Dans un milieu comme le théâtre où les emplois du temps fluctuent, où on est exposé aux doutes, au chômage, mes études m’ont donné une rigueur, une structure rassurantes. Mes écrits de théâtre documentaire comme La Ville et les ombres comprennent un vrai travail de chercheur, six mois de lectures et de synthèses pour s’appuyer sur des faits et des propos parfaitement exacts. C’est aussi comme ça qu’on fait entendre différentes voix. Je prépare pour l’an prochain à Saint-Gervais un texte sur la construction identitaire de la Suisse par ses banques, qui représente aussi un grand travail en amont.

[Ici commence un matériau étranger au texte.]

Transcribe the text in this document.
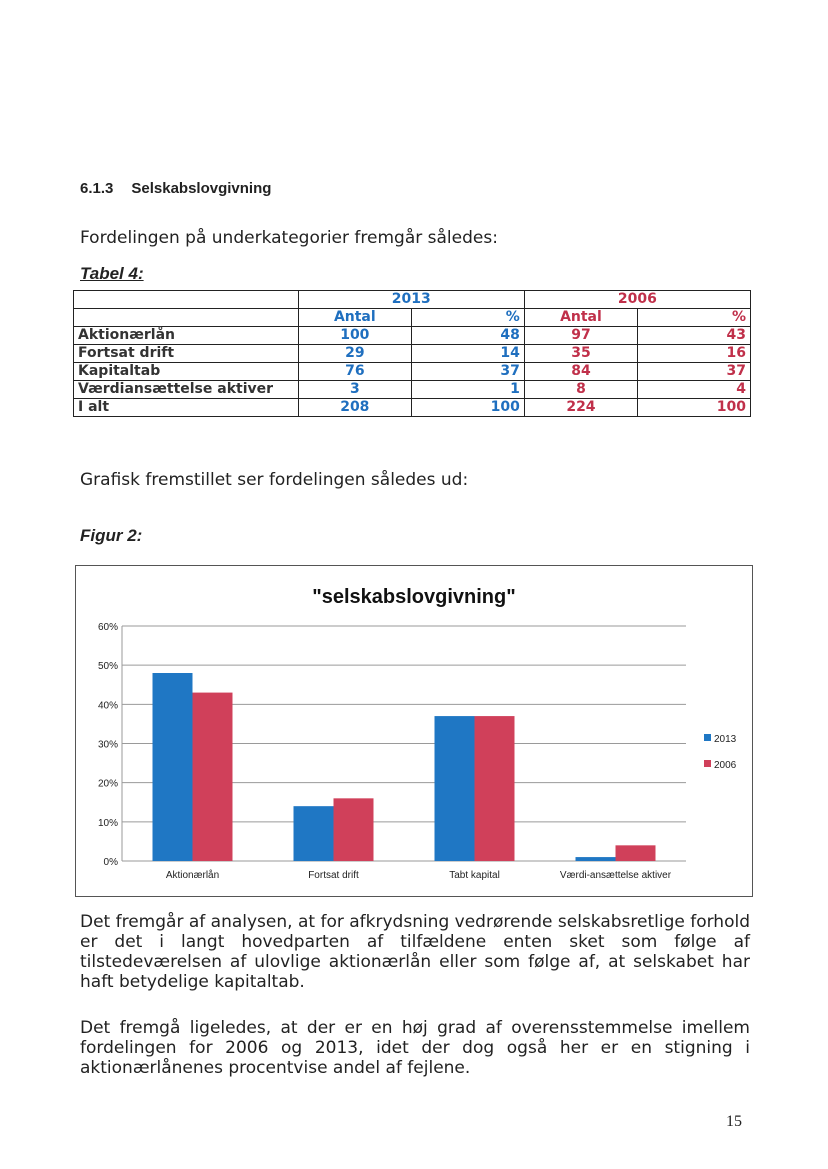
6.1.3 Selskabslovgivning
Fordelingen på underkategorier fremgår således:
Tabel 4:
	2013		2006	
	Antal	%	Antal	%
Aktionærlån	100	48	97	43
Fortsat drift	29	14	35	16
Kapitaltab	76	37	84	37
Værdiansættelse aktiver	3	1	8	4
I alt	208	100	224	100
Grafisk fremstillet ser fordelingen således ud:
Figur 2:
"selskabslovgivning"
0%
10%
20%
30%
40%
50%
60%
Aktionærlån	Fortsat drift	Tabt kapital	Værdi-ansættelse aktiver
2013
2006
Det fremgår af analysen, at for afkrydsning vedrørende selskabsretlige forhold er det i langt hovedparten af tilfældene enten sket som følge af tilstedeværelsen af ulovlige aktionærlån eller som følge af, at selskabet har haft betydelige kapitaltab.
Det fremgå ligeledes, at der er en høj grad af overensstemmelse imellem fordelingen for 2006 og 2013, idet der dog også her er en stigning i aktionærlånenes procentvise andel af fejlene.
15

Théâtre politique, documentaire  : tu t’es fait une spécialité que d’autres visitent épisodiquement. Surprends-nous en nommant tes amours secrètes…
Les catégories ne m’intéressent pas. J’écris ce type de théâtre parce que je ne sais pas faire autre chose, mais je vais voir une trentaine de spectacles par saison et suis très curieux d’univers étrangers comme ceux d’Antoinette Rychner ou de Joel Pommerat. Je suis toujours impressionné par la force et l’intemporalité de Sophocle, la vivacité de la langue de Sénèque dans les traductions de Florence Dupont, la mécanique des pièces de Marivaux. Plus “surprenant“ encore, je trouve Feydeau extraordinaire, j’aimerais le monter un jour.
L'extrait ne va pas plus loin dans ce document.